If you want to become a better pianist, then investing in piano lessons is one of the best ways to improve your knowledge and skills. But did you know that there are specific strategies you can use to get the most value out of each music lesson that you take? From making your lessons more productive to finding better ways to prepare during your time at home, here are 6 strategies that can help you to get the most out of your lessons.
Want to become a better musician, increase your piano skills, and get the most out of your investment in music lessons? Put these six tips to work.
When you first meet your piano teacher, it’s important to be clear about your goals and your reasons for taking lessons. Your reasons for taking piano lessons may include the following:
Each of these goals will require a different teaching strategy. By sharing your goals with your teacher and being honest about your aspirations, you’re helping your teacher to customize their teaching style to give you the best results possible.
Your teacher may create a lesson journal for you, but if they don’t, be sure to keep a journal of your own. Use your journal to track the tips your teacher suggests, to record your practice assignments, and to manage any other important information. Then, review your lesson journal each day before you practice to make sure that you’re covering the materials that you should and are incorporating the right etudes and exercises into your practice sessions.
Have you ever taken a lesson, only to get home and not be able to recall some of the points that your teacher was making? It’s frustrating and can slow down your progress, but there’s a simple solution: Record your lessons. (That's one of the reasons our student app allows you to record your lessons.)
With your teacher’s permission, record portions (or all) of your piano lessons. Then, once home, you can review the lessons. Not only does this method help you to better absorb everything that your teacher was saying, but it also allows you to listen to particular passages to make sure that you’re practicing them correctly.
Thanks to smartphone recording apps, it’s easy to record and review your lessons.
Even with regular piano lessons, you won’t make real progress unless you practice appropriately in between your lessons. Follow your teacher’s recommendations for practice length and frequency. If you need to, make up a schedule with specific times blocked off for your practice sessions.

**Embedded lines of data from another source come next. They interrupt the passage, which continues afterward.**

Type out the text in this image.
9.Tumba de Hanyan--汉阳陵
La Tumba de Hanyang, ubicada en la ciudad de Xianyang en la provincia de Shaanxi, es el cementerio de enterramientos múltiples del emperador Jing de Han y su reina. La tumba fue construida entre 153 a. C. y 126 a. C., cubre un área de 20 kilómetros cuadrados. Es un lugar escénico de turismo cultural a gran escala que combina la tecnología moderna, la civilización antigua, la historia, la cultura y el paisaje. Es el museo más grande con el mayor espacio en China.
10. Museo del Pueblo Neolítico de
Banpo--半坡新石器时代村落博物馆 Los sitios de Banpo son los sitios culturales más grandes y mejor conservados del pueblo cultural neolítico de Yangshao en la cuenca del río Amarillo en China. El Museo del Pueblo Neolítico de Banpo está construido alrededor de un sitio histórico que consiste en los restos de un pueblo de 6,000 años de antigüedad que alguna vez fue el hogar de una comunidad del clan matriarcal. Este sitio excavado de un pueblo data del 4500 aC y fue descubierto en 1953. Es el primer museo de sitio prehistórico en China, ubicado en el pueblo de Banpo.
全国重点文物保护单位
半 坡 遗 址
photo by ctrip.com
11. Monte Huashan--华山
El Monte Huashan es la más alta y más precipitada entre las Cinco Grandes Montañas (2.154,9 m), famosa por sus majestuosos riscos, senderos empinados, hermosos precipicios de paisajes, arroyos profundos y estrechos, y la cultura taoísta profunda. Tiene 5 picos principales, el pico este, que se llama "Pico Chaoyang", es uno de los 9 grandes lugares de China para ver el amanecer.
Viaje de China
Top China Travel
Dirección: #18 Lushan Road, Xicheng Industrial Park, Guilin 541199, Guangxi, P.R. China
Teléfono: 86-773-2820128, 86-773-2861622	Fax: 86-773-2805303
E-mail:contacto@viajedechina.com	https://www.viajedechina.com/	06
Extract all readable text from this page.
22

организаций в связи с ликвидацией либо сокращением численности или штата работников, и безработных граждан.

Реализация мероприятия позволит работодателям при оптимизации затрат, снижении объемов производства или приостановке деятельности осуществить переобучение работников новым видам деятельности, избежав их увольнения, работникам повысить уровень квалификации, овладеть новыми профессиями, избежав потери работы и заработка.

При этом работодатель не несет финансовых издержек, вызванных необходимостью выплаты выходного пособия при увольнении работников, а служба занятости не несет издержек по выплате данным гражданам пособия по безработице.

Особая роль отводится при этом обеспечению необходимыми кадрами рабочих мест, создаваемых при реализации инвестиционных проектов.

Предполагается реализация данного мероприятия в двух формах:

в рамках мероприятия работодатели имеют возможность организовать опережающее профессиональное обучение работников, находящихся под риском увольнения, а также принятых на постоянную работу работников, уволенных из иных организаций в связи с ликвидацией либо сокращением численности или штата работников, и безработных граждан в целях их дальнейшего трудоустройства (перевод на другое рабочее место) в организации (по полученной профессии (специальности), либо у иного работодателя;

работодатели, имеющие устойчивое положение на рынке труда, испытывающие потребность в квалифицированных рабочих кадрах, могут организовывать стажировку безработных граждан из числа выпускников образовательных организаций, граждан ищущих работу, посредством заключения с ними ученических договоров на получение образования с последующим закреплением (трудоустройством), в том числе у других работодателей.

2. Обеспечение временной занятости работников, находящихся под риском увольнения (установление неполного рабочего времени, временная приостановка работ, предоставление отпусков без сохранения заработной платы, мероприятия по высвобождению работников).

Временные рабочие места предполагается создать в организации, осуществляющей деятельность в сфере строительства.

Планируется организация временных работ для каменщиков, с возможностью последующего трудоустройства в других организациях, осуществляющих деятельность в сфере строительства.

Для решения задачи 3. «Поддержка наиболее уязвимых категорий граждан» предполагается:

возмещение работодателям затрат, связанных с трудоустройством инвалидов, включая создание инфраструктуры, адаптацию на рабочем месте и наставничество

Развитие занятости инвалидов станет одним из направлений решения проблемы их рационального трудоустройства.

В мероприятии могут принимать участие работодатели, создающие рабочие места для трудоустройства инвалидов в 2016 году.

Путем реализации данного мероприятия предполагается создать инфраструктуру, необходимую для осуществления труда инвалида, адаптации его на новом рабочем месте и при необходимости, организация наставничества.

In addition to practicing regularly, though, make sure that you’re actively practicing, rather than just going through the motions. Active practicing requires you to be focused, paying attention to how you’re playing, and willing to take apart the difficult sections so that you can master them. This can be hard if you’re trying to practice after a long, busy day, or first thing in the morning. You may need to experiment with your practice times in order to find a situation and time when you’re focused and ready to actively practice.
Be sure to arrive at your piano lessons on time and ready to get to work. Try to get to your lessons about 10 minutes early so you have a little time to settle in and relax, and so that you’re ready to go as soon as your teacher’s available. Rushing into lessons late makes it difficult to focus and eats into your valuable lesson time.
Make sure that you’re working with a professional piano teacher who has the knowledge and resources to truly help you. Your teacher should have plenty of experience in both performing and teaching, and they should be able to provide you with etudes, exercises, and repertoire pieces that are both challenging and yet appropriate for your skill level.
At Sage Music School our professional piano teachers will be able to explain technique and ideas in a number of different ways so that you can understand and apply them to your learning. They’ll also be able to structure the lesson program so that you are always making steady progress toward your goals.
The above tips can help you to make the most of your piano lessons, so you’re getting the maximum value for both your money and your time.